Bhandare and Dale's work reveals several key findings with potential implications for SUDEP. They demonstrated that during SE, seizures spread to the brainstem, causing significant increases in the activity of RTN and RVLM neurons. However, by seven weeks later, during chronic epilepsy, seizure induction failed to significantly increase the activity of RTN or RVLM neurons for reasons that were not apparent. Terminal cardiorespiratory failure in SUDEP is thought to initiate minutes after a seizure, but no post-ictal measurements were obtained.

During chronic epilepsy, mice exhibited altered baseline breathing phenotypes, including reductions in lung tidal volume and minute ventilation. Furthermore, when epileptic mice were exposed to hypercapnia, they exhibited depressed tidal volumes and minute ventilation for 3 to 5 weeks after SE, indicating an attenuated HCVR and impaired respiratory chemosensitivity. However, by 7 weeks post-SE, the HCVR in epileptic mice had recovered to healthy levels, prompting questions about the potential importance of this mechanism in SUDEP pathophysiology.

A main strength of this study was the ability to categorize chemosensitive RTN and RVLM neurons into five functional subtypes based on their firing patterns. Bhandare and Dale focused on two main types: excited adapting (E_A) and excited graded (E_G) neurons. E_A neurons are silent at rest but exhibit initial transient bursts of Ca²⁺ activity with exposure to 3% CO₂. In contrast, E_G neurons are silent at rest but exhibit increased Ca²⁺ activity with exposure to 3% CO₂, increasing further at 6% CO₂.

In the RTN, at 3 weeks post-SE during chronic epilepsy, the proportion of E_A neurons significantly decreased, but later normalized. This decrease in the fraction of E_A neurons correlated with a decrease in baseline neuronal activity that subsequently returned to normal levels at later time points. Additionally, E_A neurons exhibited greatly attenuated responses to hypercapnia during chronic epilepsy. In contrast to E_A neurons, E_G neurons significantly increased in proportion by 7 weeks post-SE, possibly accounting for the recovery of the HCVR at this time. In the RVLM, analogous measurements revealed no significant changes in the function of E_A neurons. However, by 7 weeks post-SE, the proportion of E_A neurons had significantly decreased, and the fraction of E_G neurons had significantly increased. Whether the observed changes in the proportion and firing patterns of neuronal subtypes were due to plasticity or differential vulnerability to seizure-induced cell death among different types of neurons was not tested. Regardless, these results demonstrate that seizures alter the neuronal composition and chemosensory responses of brainstem networks, specifically in the RTN where adapting E_A neurons appear particularly affected.

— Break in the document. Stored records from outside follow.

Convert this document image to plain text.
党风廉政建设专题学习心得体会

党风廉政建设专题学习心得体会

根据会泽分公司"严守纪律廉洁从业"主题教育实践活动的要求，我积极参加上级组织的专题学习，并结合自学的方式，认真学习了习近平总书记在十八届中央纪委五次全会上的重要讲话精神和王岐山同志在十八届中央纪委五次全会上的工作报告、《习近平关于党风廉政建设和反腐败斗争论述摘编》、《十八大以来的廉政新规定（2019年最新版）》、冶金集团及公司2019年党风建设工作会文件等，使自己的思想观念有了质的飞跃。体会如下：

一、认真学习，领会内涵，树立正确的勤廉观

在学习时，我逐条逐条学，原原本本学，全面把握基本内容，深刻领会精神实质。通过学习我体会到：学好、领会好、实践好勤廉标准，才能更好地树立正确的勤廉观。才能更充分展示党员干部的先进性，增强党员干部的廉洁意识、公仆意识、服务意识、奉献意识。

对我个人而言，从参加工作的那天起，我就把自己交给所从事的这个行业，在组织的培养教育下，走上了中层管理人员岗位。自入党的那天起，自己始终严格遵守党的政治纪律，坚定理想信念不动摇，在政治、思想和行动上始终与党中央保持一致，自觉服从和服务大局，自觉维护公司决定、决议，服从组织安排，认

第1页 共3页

This study possessed some nuances that limit its translatability for SUDEP. No SUDEP events were recorded or reported among the mice, weakening the model's relevance to SUDEP. Technical limitations prevented the measurement of neuronal activity during spontaneous seizures, which are more clinically relevant. Experiments utilized only male mice, leaving unclear how including females might have affected the results. Finally, the brainstem contains several important chemosensory regions that were not investigated here, such as the serotonergic raphe nuclei. ⁸ Thus, the RTN may be one of several brainstem regions underlying abnormal adaptive ventilatory responses in epilepsy.

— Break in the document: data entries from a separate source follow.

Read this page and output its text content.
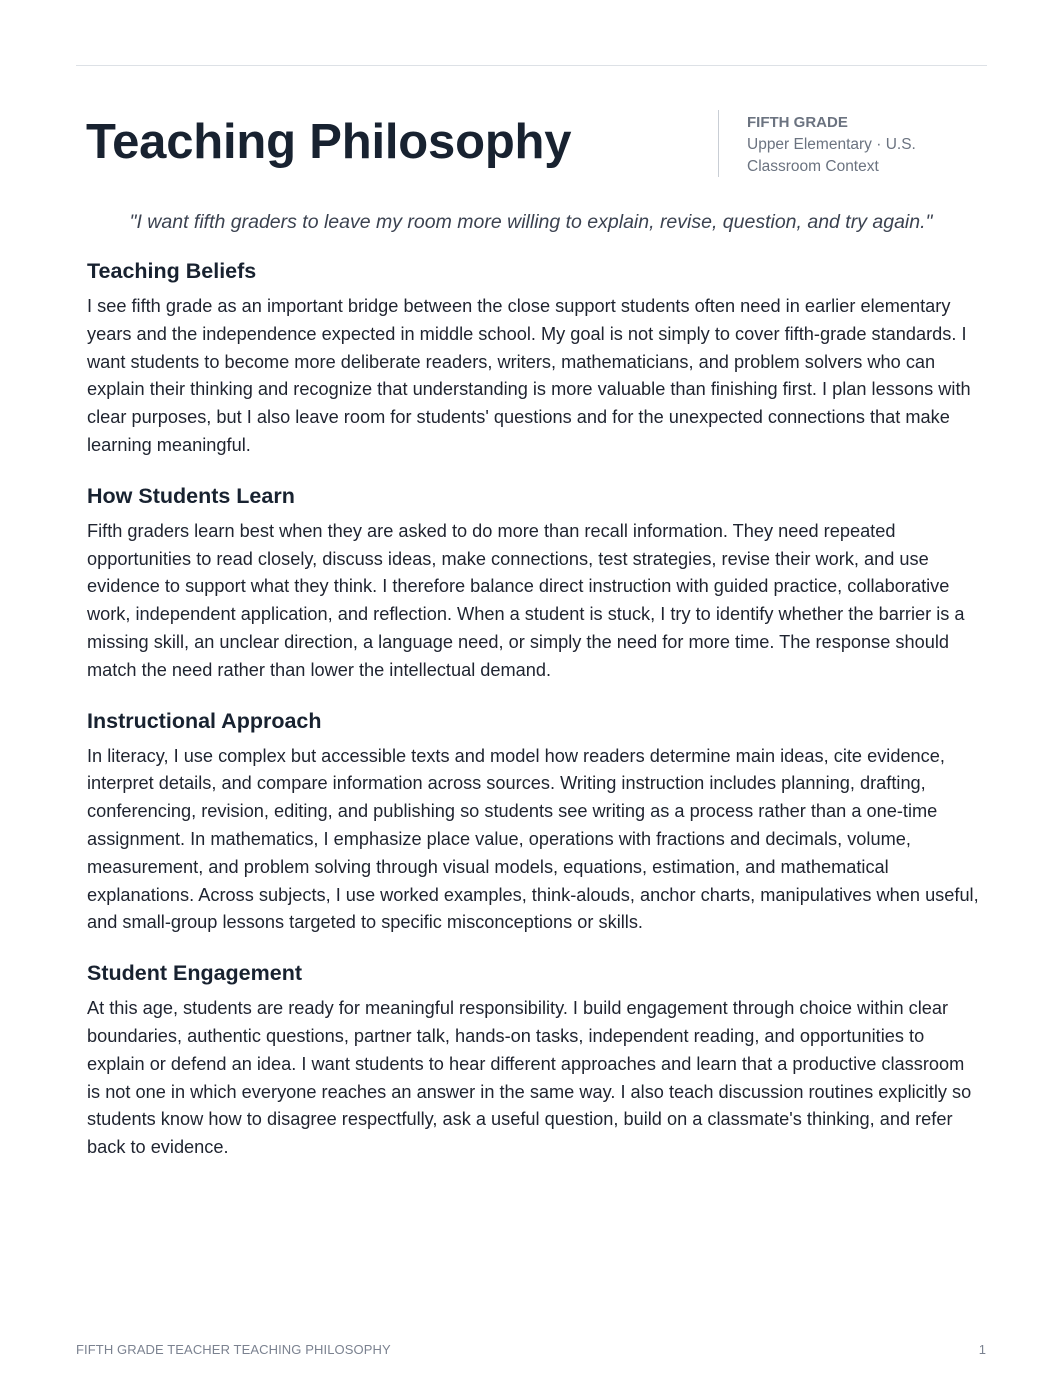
Teaching Philosophy	FIFTH GRADE
Upper Elementary · U.S.
Classroom Context

"I want fifth graders to leave my room more willing to explain, revise, question, and try again."

Teaching Beliefs

I see fifth grade as an important bridge between the close support students often need in earlier elementary years and the independence expected in middle school. My goal is not simply to cover fifth-grade standards. I want students to become more deliberate readers, writers, mathematicians, and problem solvers who can explain their thinking and recognize that understanding is more valuable than finishing first. I plan lessons with clear purposes, but I also leave room for students' questions and for the unexpected connections that make learning meaningful.

How Students Learn

Fifth graders learn best when they are asked to do more than recall information. They need repeated opportunities to read closely, discuss ideas, make connections, test strategies, revise their work, and use evidence to support what they think. I therefore balance direct instruction with guided practice, collaborative work, independent application, and reflection. When a student is stuck, I try to identify whether the barrier is a missing skill, an unclear direction, a language need, or simply the need for more time. The response should match the need rather than lower the intellectual demand.

Instructional Approach

In literacy, I use complex but accessible texts and model how readers determine main ideas, cite evidence, interpret details, and compare information across sources. Writing instruction includes planning, drafting, conferencing, revision, editing, and publishing so students see writing as a process rather than a one-time assignment. In mathematics, I emphasize place value, operations with fractions and decimals, volume, measurement, and problem solving through visual models, equations, estimation, and mathematical explanations. Across subjects, I use worked examples, think-alouds, anchor charts, manipulatives when useful, and small-group lessons targeted to specific misconceptions or skills.

Student Engagement

At this age, students are ready for meaningful responsibility. I build engagement through choice within clear boundaries, authentic questions, partner talk, hands-on tasks, independent reading, and opportunities to explain or defend an idea. I want students to hear different approaches and learn that a productive classroom is not one in which everyone reaches an answer in the same way. I also teach discussion routines explicitly so students know how to disagree respectfully, ask a useful question, build on a classmate's thinking, and refer back to evidence.

FIFTH GRADE TEACHER TEACHING PHILOSOPHY	1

The discovery by Bhandare and Dale that dysfunctional RTN neurons, specifically adapting E_A neurons, contribute to seizure-related respiratory chemosensitivity deficits represents a significant advance. These findings are important for SUDEP because they pinpoint a specific brainstem neuron population that could lessen the baseline drive to breathe after a seizure. The findings also reinforce the potential value of assessing respiratory chemosensitivity as a biomarker of SUDEP risk. As evidence accumulates that seizures can impair the ability of respiratory chemosensory neurons to adapt breathing to changing PCO₂ levels, it is becoming clearer that this failure to adapt could have deadly consequences.